Inadequate insulin production or inresponsiveness of body cells to insulin may cause an increase in blood glucose in the body of a person and causing diabetes. Diabetes could cause many other complications, such as loss of vision, kidney infection, and heart problems. Hence, early detection of diabetes can help the patients to keep their sugar levels under control by taking healthy diet and required drugs.
To build an efficient model that can help the patients to detect if they have diabetes.
This dataset is originally from UCI Machine Learning Repository. It contains the sign and symptpom data of newly diabetic or would be diabetic patient.
- There is imbalanced class in the dataset, where the majority class belongs to the “0” (we denoted it as negative) label and the minority class belongs to the “1” (we denoted it as positive) label. Hence, SMOTE based techniques (SMOTE, ADASYN, SMOTEENN, SMOTETomek) would be used to overcome imbalanced class issue before model training.
- A pipeline was built to preprocess data (scaling & one-hot encoding), as well as to handle the inbalanced dataset.
- To select the best model and its best parameters for each of the SMOTE based techniques, a function was built and it includes hyperparameter tuning process with 10-fold cross validation and the usage of
PipelineHelper
. - The function was run with one SMOTE based technique being selected for each time. The final model was selected based the difference between cross validation score and the testing score returned.
The final model is a support vector machine (SVM) with the SMOTE-ENN technique. The final model returned a recall score of 95.75% for the testing data. This score is slightly higher than the recall score that the SVM returned before the usage of the SMOTE-ENN technique. Besides, I also created a flask application with a proper frontend and UI that can be run on the local computer (as shown in the video below).

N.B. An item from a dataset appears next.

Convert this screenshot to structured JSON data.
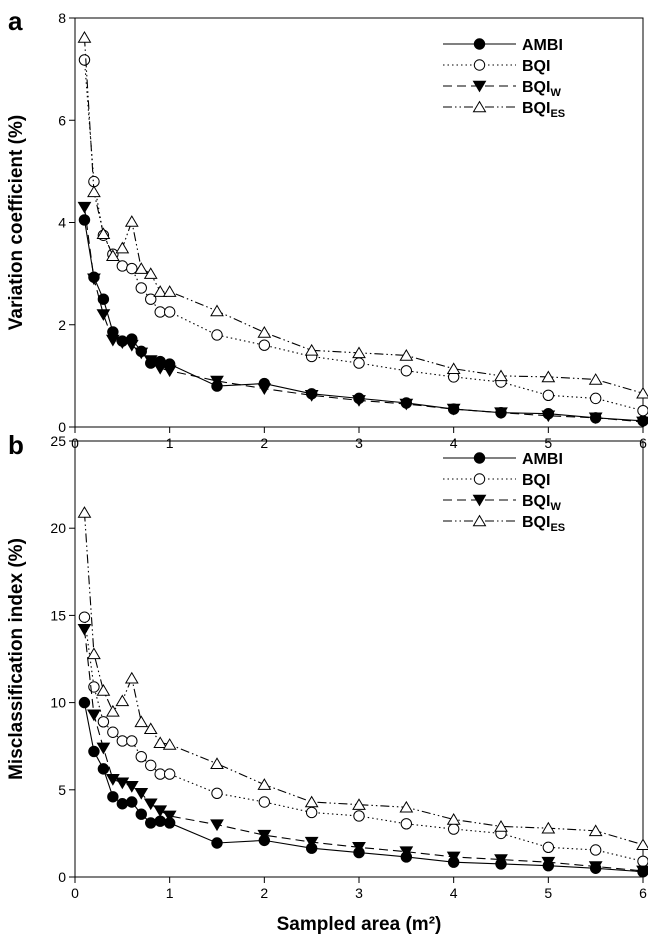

early-diabetes-detection-demo.mp4
- Implement ensemble learning, such as by using voting classifier or stacking classifier.
- Randomized search could be used to tune the hyperparameters to see if the hyperparameter combination is the same.
- If it is possible, we could increase the size of dataset by collecting more data to train the model.
This application is for learning purpose only. The prediction result may not meet your expectation. It is always good to consult a doctor if you are not sure if you have diabetes or not.